Heresy and orthodoxy in early English literature, 1350–1680
Eiléan Ní Chuilleanáin & John Flood, editors
‘[The collection is] edited and admirably introduced by Ní Chuilleanáin and Flood … one of the best papers in the collection is Amanda Piesse’s “Hidden heresies in Jacke Jugeler” … Ní Chuilleanáin’s [essay on Milton and the scandal of divorce] is a dense, meticulously argued paper, well worth the read … [this] is a sound, if somewhat eclectic, grouping of articles all concerned with the changing face of heterodoxy over a span of three centuries and the general consistency, if not the identity, of the hostile orthodox reaction toward it, Donne perhaps excepted. The eight micro studies of figures both famous and relatively unknown, of fiction and non-fiction alike, are a worthy addition to the literature on dissent. There is something here for most everyone interested in the subject’, Rosanne Gasse, Fifteenth-century journal (2013).
‘Offer[s] significant contributions to reconsiderations of early English religious cultures … engages head-on the doctrinal boundaries of heresy and orthodoxy … deepen[s] our understanding of just how complex the relationship may be between cultural changes and continuity and between orthodoxy and heterodoxy … the volumes offers a special focus on the various social dimensions of heresy in late medieval and Early Modern England’, Shannon Gayk, Journal of English and Germanic Philology (October 2013).
'This current volume takes it place in a new series – Dublin Studies in Medieval and Renaissance Literature – which seeks “to address significant aspects” of the literature of the period in research by both “younger scholars” and “established academics”. Heresy and Orthodoxy in Early English Literature, 1350–1680 holds true to these ambitions … [there is] stimulating, potential, and intellectual endeavour on display in [this] fine work', Thomas Charlton, Renaissance Studies (September 2011).

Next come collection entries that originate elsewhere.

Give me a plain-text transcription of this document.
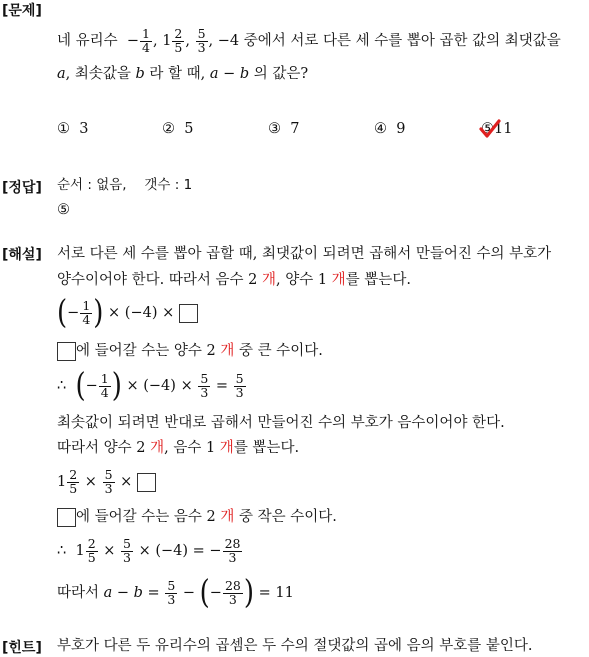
[문제]
[정답]
[해설]
[힌트]
네 유리수  − $\frac{1}{4}$ , $1 \frac{2}{5}$ , $\frac{5}{3}$ , −4 중에서 서로 다른 세 수를 뽑아 곱한 값의 최댓값을
a, 최솟값을 b 라 할 때, a − b 의 값은?
① 3	② 5	③ 7	④ 9	⑤
11
순서 : 없음,　 갯수 : 1
⑤
서로 다른 세 수를 뽑아 곱할 때, 최댓값이 되려면 곱해서 만들어진 수의 부호가
양수이어야 한다. 따라서 음수 2 개, 양수 1 개를 뽑는다.
(− $\frac{1}{4}$ ) × (−4) ×
에 들어갈 수는 양수 2 개 중 큰 수이다.
∴ (− $\frac{1}{4}$ ) × $(-4) \times \frac{5}{3} = \frac{5}{3}$
최솟값이 되려면 반대로 곱해서 만들어진 수의 부호가 음수이어야 한다.
따라서 양수 2 개, 음수 1 개를 뽑는다.
$1 \frac{2}{5} \times \frac{5}{3}$ ×
에 들어갈 수는 음수 2 개 중 작은 수이다.
∴ $1 \frac{2}{5} \times \frac{5}{3} \times (-4)$ = − $\frac{28}{3}$
따라서 $a - b = \frac{5}{3}$ − (− $\frac{28}{3}$ ) = 11
부호가 다른 두 유리수의 곱셈은 두 수의 절댓값의 곱에 음의 부호를 붙인다.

‘This collection of eight essays contributes valuably to scholarship on the relation of heresy to orthodoxy from the late Middle Ages to the early modern period. One advantage of this book is its wide chronological range … this is a strong and rewarding collection of essays … the volume includes valuable discussions of the changing concept and literary uses of heresy from the fourteenth to the seventeenth centuries. As such, it makes a notable contribution to work on writing and religion in late medieval and early modern England', David Loewenstein, Journal of British Studies (April 2012).